2020-11-24_10:36:33.50706 [Cmd Runner] 2020/11/24 10:36:33 DEBUG - Running command 'arping -c 1 -U -I eth0 172.30.16.6'
2020-11-24_10:36:33.52261 [Cmd Runner] 2020/11/24 10:36:33 DEBUG - Stdout: ARPING 172.30.16.6 from 172.30.16.6 eth0
2020-11-24_10:36:33.52263 Sent 1 probes (1 broadcast(s))
2020-11-24_10:36:33.52264 Received 0 response(s)
2020-11-24_10:36:33.52264 [Cmd Runner] 2020/11/24 10:36:33 DEBUG - Stderr: 
2020-11-24_10:36:33.52265 [Cmd Runner] 2020/11/24 10:36:33 DEBUG - Successful: true (0)


In above example, the ARPING command starts with the line "Running command 'arping...", it  has a Stdout, Stderr and Successful lines associated and they usually come one after another. 

You would need to identify 'bosh-blobstore-dav' commands where the Stdout, Stderr, Successful lines come few minutes after the "Runing command" line. E.g

2020-11-24_10:36:30.88086 [Cmd Runner] 2020/11/24 10:36:30 DEBUG - Running command 'bosh-blobstore-dav -c /var/vcap/bosh/etc/blobstore-dav.json get f3e0c9a9-1205-49e9-b1b1-a3c4ed964b15 /var/vcap/data/tmp/bosh-blobstore-externalBlobstore-Get940214647'
2020-11-24_10:36:31.81050 [Action Dispatcher] 2020/11/24 10:36:31 INFO - Received request with action get_task
2020-11-24_10:36:31.81053 [Action Dispatcher] 2020/11/24 10:36:31 DEBUG - Payload
.

.

.

2020-11-24_10:36:33.50706 [Cmd Runner] 2020/11/24 10:36:33 DEBUG - Running command 'arping -c 1 -U -I eth0 172.30.16.6'
2020-11-24_10:36:33.52261 [Cmd Runner] 2020/11/24 10:36:33 DEBUG - Stdout: ARPING 172.30.16.6 from 172.30.16.6 eth0
2020-11-24_10:36:33.52263 Sent 1 probes (1 broadcast(s))
2020-11-24_10:36:33.52264 Received 0 response(s)
2020-11-24_10:36:33.52264 [Cmd Runner] 2020/11/24 10:36:33 DEBUG - Stderr: 
2020-11-24_10:36:33.52265 [Cmd Runner] 2020/11/24 10:36:33 DEBUG - Successful: true (0)


.

.

.

2020-11-24_10:42:54.24887 [Cmd Runner] 2020/11/24 10:42:54 DEBUG - Stdout: 
2020-11-24_10:42:54.24889 [Cmd Runner] 2020/11/24 10:42:54 DEBUG - Stderr: 
2020-11-24_10:42:54.24889 [Cmd Runner] 2020/11/24 10:42:54 DEBUG - Successful: true (0)

 

In. the above example, we can see that the "Running command 'bosh-blobstore-dav" line, doesn't have any Stdout, Stderr, Successful lines below.

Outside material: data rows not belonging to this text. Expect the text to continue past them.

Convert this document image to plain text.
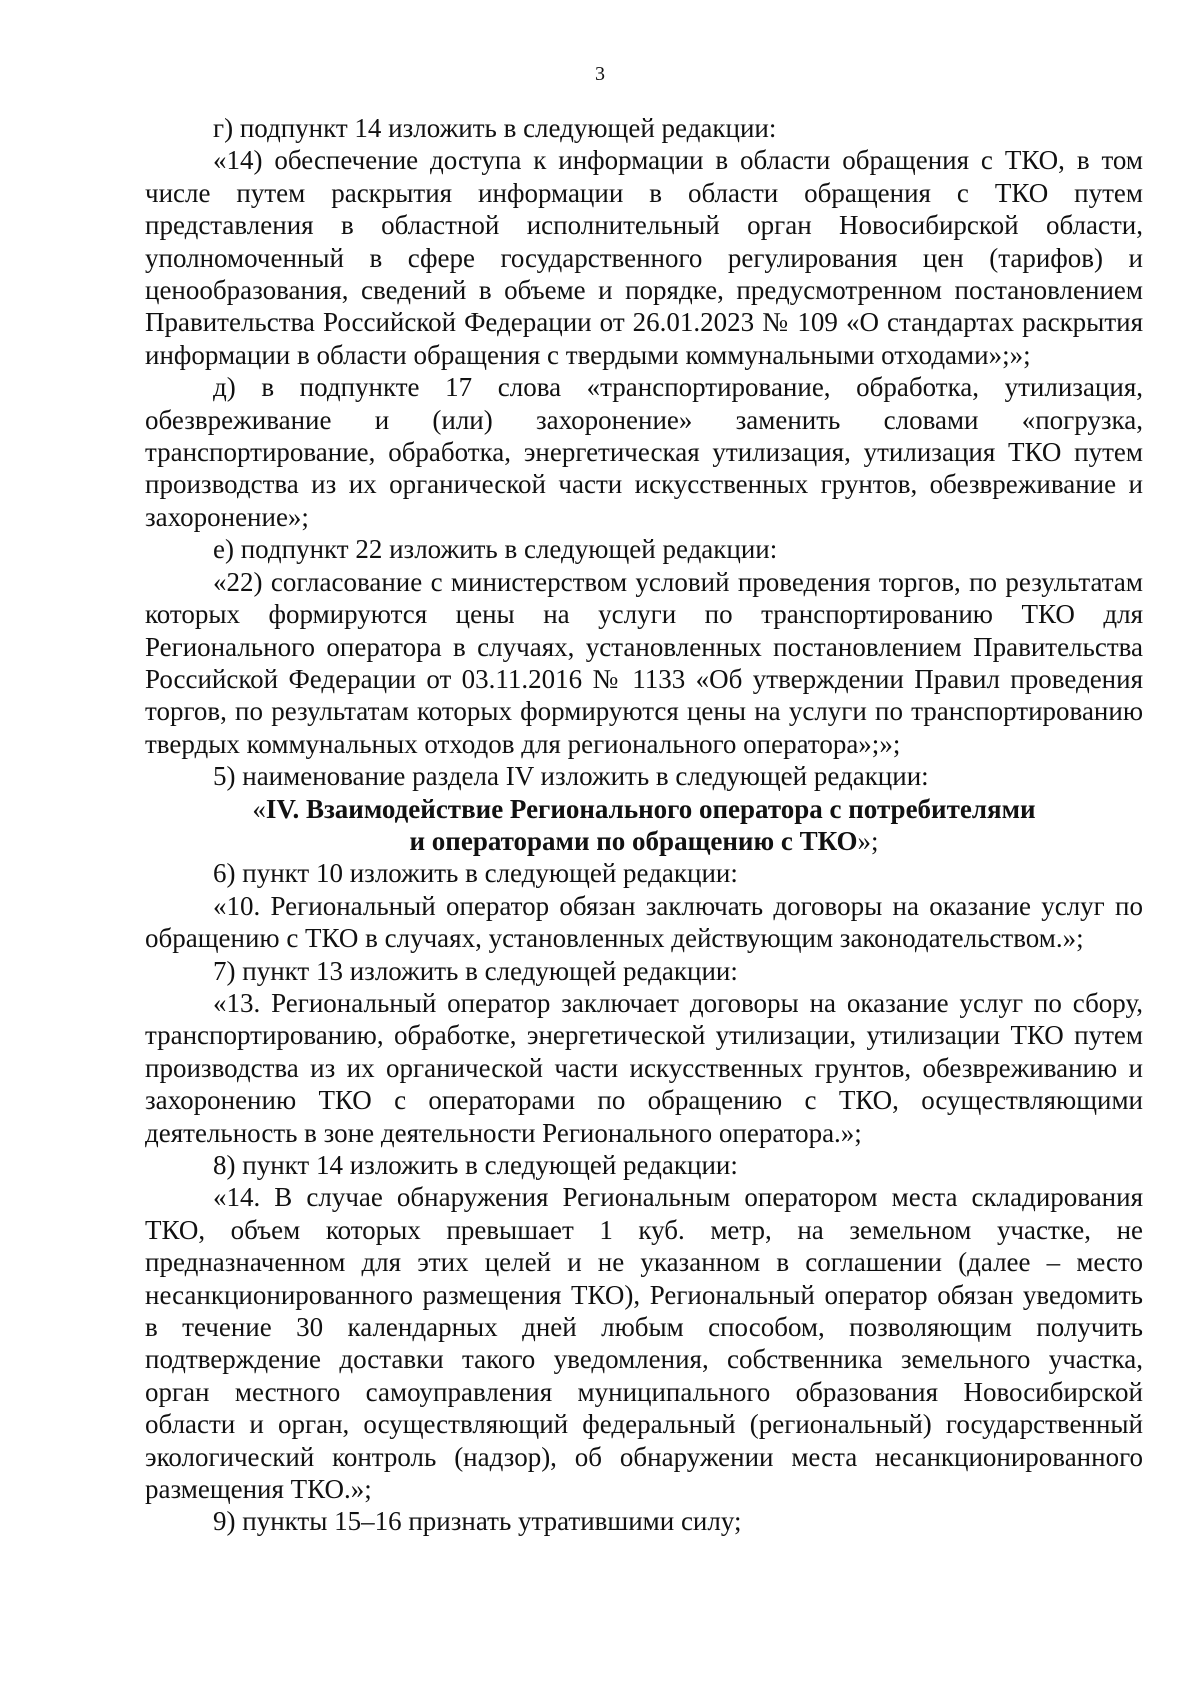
3

г) подпункт 14 изложить в следующей редакции:

«14) обеспечение доступа к информации в области обращения с ТКО, в том числе путем раскрытия информации в области обращения с ТКО путем представления в областной исполнительный орган Новосибирской области, уполномоченный в сфере государственного регулирования цен (тарифов) и ценообразования, сведений в объеме и порядке, предусмотренном постановлением Правительства Российской Федерации от 26.01.2023 № 109 «О стандартах раскрытия информации в области обращения с твердыми коммунальными отходами»;»;

д) в подпункте 17 слова «транспортирование, обработка, утилизация, обезвреживание и (или) захоронение» заменить словами «погрузка, транспортирование, обработка, энергетическая утилизация, утилизация ТКО путем производства из их органической части искусственных грунтов, обезвреживание и захоронение»;

е) подпункт 22 изложить в следующей редакции:

«22) согласование с министерством условий проведения торгов, по результатам которых формируются цены на услуги по транспортированию ТКО для Регионального оператора в случаях, установленных постановлением Правительства Российской Федерации от 03.11.2016 № 1133 «Об утверждении Правил проведения торгов, по результатам которых формируются цены на услуги по транспортированию твердых коммунальных отходов для регионального оператора»;»;

5) наименование раздела IV изложить в следующей редакции:

«IV. Взаимодействие Регионального оператора с потребителями
и операторами по обращению с ТКО»;

6) пункт 10 изложить в следующей редакции:

«10. Региональный оператор обязан заключать договоры на оказание услуг по обращению с ТКО в случаях, установленных действующим законодательством.»;

7) пункт 13 изложить в следующей редакции:

«13. Региональный оператор заключает договоры на оказание услуг по сбору, транспортированию, обработке, энергетической утилизации, утилизации ТКО путем производства из их органической части искусственных грунтов, обезвреживанию и захоронению ТКО с операторами по обращению с ТКО, осуществляющими деятельность в зоне деятельности Регионального оператора.»;

8) пункт 14 изложить в следующей редакции:

«14. В случае обнаружения Региональным оператором места складирования ТКО, объем которых превышает 1 куб. метр, на земельном участке, не предназначенном для этих целей и не указанном в соглашении (далее – место несанкционированного размещения ТКО), Региональный оператор обязан уведомить в течение 30 календарных дней любым способом, позволяющим получить подтверждение доставки такого уведомления, собственника земельного участка, орган местного самоуправления муниципального образования Новосибирской области и орган, осуществляющий федеральный (региональный) государственный экологический контроль (надзор), об обнаружении места несанкционированного размещения ТКО.»;

9) пункты 15–16 признать утратившими силу;
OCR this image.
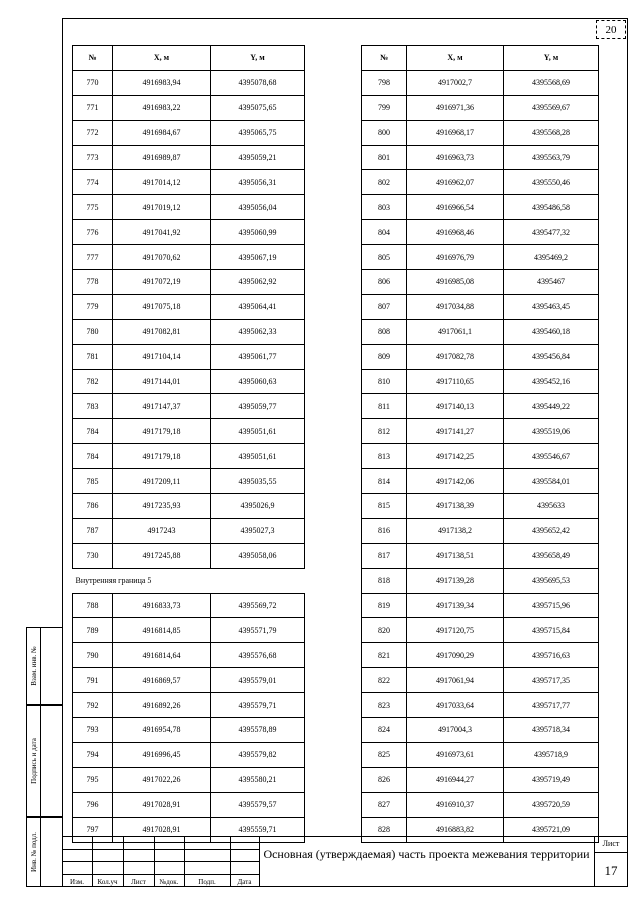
20
№	X, м	Y, м
770	4916983,94	4395078,68
771	4916983,22	4395075,65
772	4916984,67	4395065,75
773	4916989,87	4395059,21
774	4917014,12	4395056,31
775	4917019,12	4395056,04
776	4917041,92	4395060,99
777	4917070,62	4395067,19
778	4917072,19	4395062,92
779	4917075,18	4395064,41
780	4917082,81	4395062,33
781	4917104,14	4395061,77
782	4917144,01	4395060,63
783	4917147,37	4395059,77
784	4917179,18	4395051,61
784	4917179,18	4395051,61
785	4917209,11	4395035,55
786	4917235,93	4395026,9
787	4917243	4395027,3
730	4917245,88	4395058,06
Внутренняя граница 5		
788	4916833,73	4395569,72
789	4916814,85	4395571,79
790	4916814,64	4395576,68
791	4916869,57	4395579,01
792	4916892,26	4395579,71
793	4916954,78	4395578,89
794	4916996,45	4395579,82
795	4917022,26	4395580,21
796	4917028,91	4395579,57
797	4917028,91	4395559,71
№	X, м	Y, м
798	4917002,7	4395568,69
799	4916971,36	4395569,67
800	4916968,17	4395568,28
801	4916963,73	4395563,79
802	4916962,07	4395550,46
803	4916966,54	4395486,58
804	4916968,46	4395477,32
805	4916976,79	4395469,2
806	4916985,08	4395467
807	4917034,88	4395463,45
808	4917061,1	4395460,18
809	4917082,78	4395456,84
810	4917110,65	4395452,16
811	4917140,13	4395449,22
812	4917141,27	4395519,06
813	4917142,25	4395546,67
814	4917142,06	4395584,01
815	4917138,39	4395633
816	4917138,2	4395652,42
817	4917138,51	4395658,49
818	4917139,28	4395695,53
819	4917139,34	4395715,96
820	4917120,75	4395715,84
821	4917090,29	4395716,63
822	4917061,94	4395717,35
823	4917033,64	4395717,77
824	4917004,3	4395718,34
825	4916973,61	4395718,9
826	4916944,27	4395719,49
827	4916910,37	4395720,59
828	4916883,82	4395721,09
Взам. инв. №
Подпись и дата
Инв. № подл.
Изм.	Кол.уч	Лист	№док.	Подп.	Дата
Основная (утверждаемая) часть проекта межевания территории
Лист
17
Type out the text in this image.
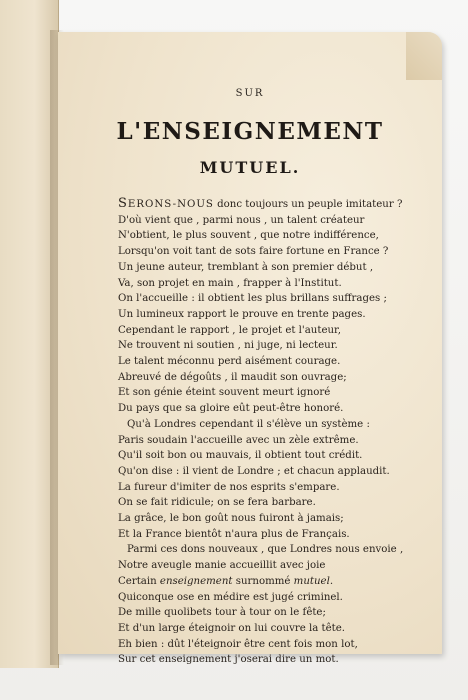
SUR
L'ENSEIGNEMENT
MUTUEL.
SERONS-NOUS donc toujours un peuple imitateur ?
D'où vient que , parmi nous , un talent créateur
N'obtient, le plus souvent , que notre indifférence,
Lorsqu'on voit tant de sots faire fortune en France ?
Un jeune auteur, tremblant à son premier début ,
Va, son projet en main , frapper à l'Institut.
On l'accueille : il obtient les plus brillans suffrages ;
Un lumineux rapport le prouve en trente pages.
Cependant le rapport , le projet et l'auteur,
Ne trouvent ni soutien , ni juge, ni lecteur.
Le talent méconnu perd aisément courage.
Abreuvé de dégoûts , il maudit son ouvrage;
Et son génie éteint souvent meurt ignoré
Du pays que sa gloire eût peut-être honoré.
Qu'à Londres cependant il s'élève un système :
Paris soudain l'accueille avec un zèle extrême.
Qu'il soit bon ou mauvais, il obtient tout crédit.
Qu'on dise : il vient de Londre ; et chacun applaudit.
La fureur d'imiter de nos esprits s'empare.
On se fait ridicule; on se fera barbare.
La grâce, le bon goût nous fuiront à jamais;
Et la France bientôt n'aura plus de Français.
Parmi ces dons nouveaux , que Londres nous envoie ,
Notre aveugle manie accueillit avec joie
Certain enseignement surnommé mutuel.
Quiconque ose en médire est jugé criminel.
De mille quolibets tour à tour on le fête;
Et d'un large éteignoir on lui couvre la tête.
Eh bien : dût l'éteignoir être cent fois mon lot,
Sur cet enseignement j'oserai dire un mot.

Before those lines appear, we see another command (ARPING) that does come with Stdout, Stderr, Successful lines, so that shows us that the ARPING command did finish. 

At 10:42:54 we can see  Stdout, Stderr, Successful lines without any "Running command " line immediately above, so that would be a very good candidate for the "bosh-blobstore-dav" command that got executed 6 minutes before and that would explain the slowness when upgrading since downloading packages shouldn't take that long, only few seconds max.

In addition to the above, you can also run the "bosh-blobstore-dav" command from the Master or Worker VM's and measure the time it takes to download it. E.g
 

time bosh-blobstore-dav -c /var/vcap/bosh/etc/blobstore-dav.json get f3e0c9a9-1205-49e9-b1b1-a3c4ed964b15 /tmp/filename
 
real    7m6.797s
user    0m3.726s
sys     0m11.478s


If you see that it takes long time (E.g few minutes), then it's the confirmation that the systems is experiencing some slowness, probably related to network or disk performance which should be worked with your IaaS team.